Acceptance takes time. It starts with fleeting moments, and as we face our grief more and more, acceptance becomes a natural part of life. A question haunted me after I realized grief held me in its firm grip: In those first glimpses of acceptance, how could I begin to change my mindset, to turn disappointment into opportunity?

What if instead of being disappointed, I create new goals for this season of downtime? What if I make it a game? I’ve always wanted to learn Italian, but have never had the time. Same with meditation and playing the piano. What if instead of watching another episode of Grey’s, I meditated for 20 minutes? And if I needed to rest after, I would rest.

So, I came up with a While I Detox Bucket List:

  • Learn Italian
  • Meditate daily
  • Learn piano
  • Finish editing the Gatekeeper series
  • Write memoir
  • Write blogs
  • Write a first draft of a new series
  • Read the stack of books I’ve been putting off
  • Research all my health problems, make decisions on treatment, and kick Lyme’s ass.

That’s a long bucket list. And, I know I won’t accomplish everything in three months, but I can create new habits and get a head start on my goals while still maintaining my health. (This Bucket List was actually the start of my 2018 goals.) Most importantly, the Detox Bucket List still works at any stage of grief, but also helps fulfill that deep part of me that longs to be productive.

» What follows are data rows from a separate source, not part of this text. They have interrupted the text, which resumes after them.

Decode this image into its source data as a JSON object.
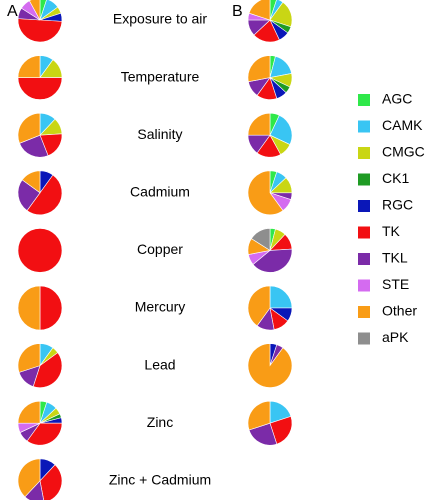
{
  "chart_data": {
    "type": "pie",
    "panel_labels": [
      "A",
      "B"
    ],
    "rows": [
      "Exposure to air",
      "Temperature",
      "Salinity",
      "Cadmium",
      "Copper",
      "Mercury",
      "Lead",
      "Zinc",
      "Zinc + Cadmium"
    ],
    "legend": [
      {
        "name": "AGC",
        "color": "#2FE84A"
      },
      {
        "name": "CAMK",
        "color": "#39C5F3"
      },
      {
        "name": "CMGC",
        "color": "#C9D614"
      },
      {
        "name": "CK1",
        "color": "#1F9B24"
      },
      {
        "name": "RGC",
        "color": "#0A17B8"
      },
      {
        "name": "TK",
        "color": "#F20F12"
      },
      {
        "name": "TKL",
        "color": "#7B2BA8"
      },
      {
        "name": "STE",
        "color": "#D46BF0"
      },
      {
        "name": "Other",
        "color": "#F99C16"
      },
      {
        "name": "aPK",
        "color": "#8E8E8E"
      }
    ],
    "series": [
      {
        "name": "A",
        "pies": [
          {
            "row": "Exposure to air",
            "values": [
              0.05,
              0.1,
              0.05,
              0,
              0.06,
              0.5,
              0.08,
              0.08,
              0.08,
              0
            ]
          },
          {
            "row": "Temperature",
            "values": [
              0,
              0.1,
              0.15,
              0,
              0,
              0.5,
              0,
              0,
              0.25,
              0
            ]
          },
          {
            "row": "Salinity",
            "values": [
              0,
              0.12,
              0.12,
              0,
              0,
              0.2,
              0.25,
              0,
              0.31,
              0
            ]
          },
          {
            "row": "Cadmium",
            "values": [
              0,
              0,
              0,
              0,
              0.1,
              0.5,
              0.25,
              0,
              0.15,
              0
            ]
          },
          {
            "row": "Copper",
            "values": [
              0,
              0,
              0,
              0,
              0,
              1.0,
              0,
              0,
              0,
              0
            ]
          },
          {
            "row": "Mercury",
            "values": [
              0,
              0,
              0,
              0,
              0,
              0.5,
              0,
              0,
              0.5,
              0
            ]
          },
          {
            "row": "Lead",
            "values": [
              0,
              0.1,
              0.05,
              0,
              0,
              0.4,
              0.15,
              0,
              0.3,
              0
            ]
          },
          {
            "row": "Zinc",
            "values": [
              0.05,
              0.08,
              0.05,
              0.03,
              0.04,
              0.35,
              0.08,
              0.07,
              0.25,
              0
            ]
          },
          {
            "row": "Zinc + Cadmium",
            "values": [
              0,
              0,
              0,
              0,
              0.12,
              0.35,
              0.15,
              0,
              0.38,
              0
            ]
          }
        ]
      },
      {
        "name": "B",
        "pies": [
          {
            "row": "Exposure to air",
            "values": [
              0.05,
              0.05,
              0.2,
              0.05,
              0.08,
              0.2,
              0.12,
              0.05,
              0.2,
              0
            ]
          },
          {
            "row": "Temperature",
            "values": [
              0.04,
              0.18,
              0.1,
              0.05,
              0.08,
              0.15,
              0.12,
              0,
              0.28,
              0
            ]
          },
          {
            "row": "Salinity",
            "values": [
              0.07,
              0.25,
              0.1,
              0,
              0,
              0.18,
              0.15,
              0,
              0.25,
              0
            ]
          },
          {
            "row": "Cadmium",
            "values": [
              0.05,
              0.08,
              0.12,
              0,
              0,
              0,
              0.05,
              0.1,
              0.6,
              0
            ]
          },
          {
            "row": "Copper",
            "values": [
              0.04,
              0,
              0.08,
              0,
              0,
              0.12,
              0.4,
              0.08,
              0.12,
              0.16
            ]
          },
          {
            "row": "Mercury",
            "values": [
              0,
              0.25,
              0,
              0,
              0.1,
              0.12,
              0.13,
              0,
              0.4,
              0
            ]
          },
          {
            "row": "Lead",
            "values": [
              0,
              0,
              0,
              0,
              0.05,
              0,
              0.05,
              0,
              0.9,
              0
            ]
          },
          {
            "row": "Zinc",
            "values": [
              0,
              0.2,
              0,
              0,
              0,
              0.25,
              0.25,
              0,
              0.3,
              0
            ]
          },
          {
            "row": "Zinc + Cadmium",
            "values": [
              0,
              0,
              0,
              0,
              0,
              0,
              0,
              0,
              0,
              0
            ]
          }
        ]
      }
    ]
  }
}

Now, back to you. Take out that disappointment you identified at the beginning of this blog and look at it. Study it from all angles. Journal about it. Why is it so disappointing? What do you believe about yourself because of it? How do you imagine your life to be different without it? Sit in that reality for as long as it takes.

I believe, looking at the disappointment as it truly is, not trying to bargain (Woo hoo! Stay-cation!), and accepting the reality of it as part of our life stories is essential to true healing.

When you’re ready, try to find the opportunity in the disappointment. Can you create a new mindset, a new way of seeing the disappointment for your advantage? Can you create something similar to my Detox Bucket List, but personalized to your life?

Grief is impossibly hard, no matter what form it takes. Death of a hope or dream is no exception. Sometimes, as we grieve those hopes we can feel so alone. I’d love to hear your process, to give you a kind word and encouragement. Share your disappointment in the comments and, if you’ve arrived at acceptance, how you switched it into opportunity.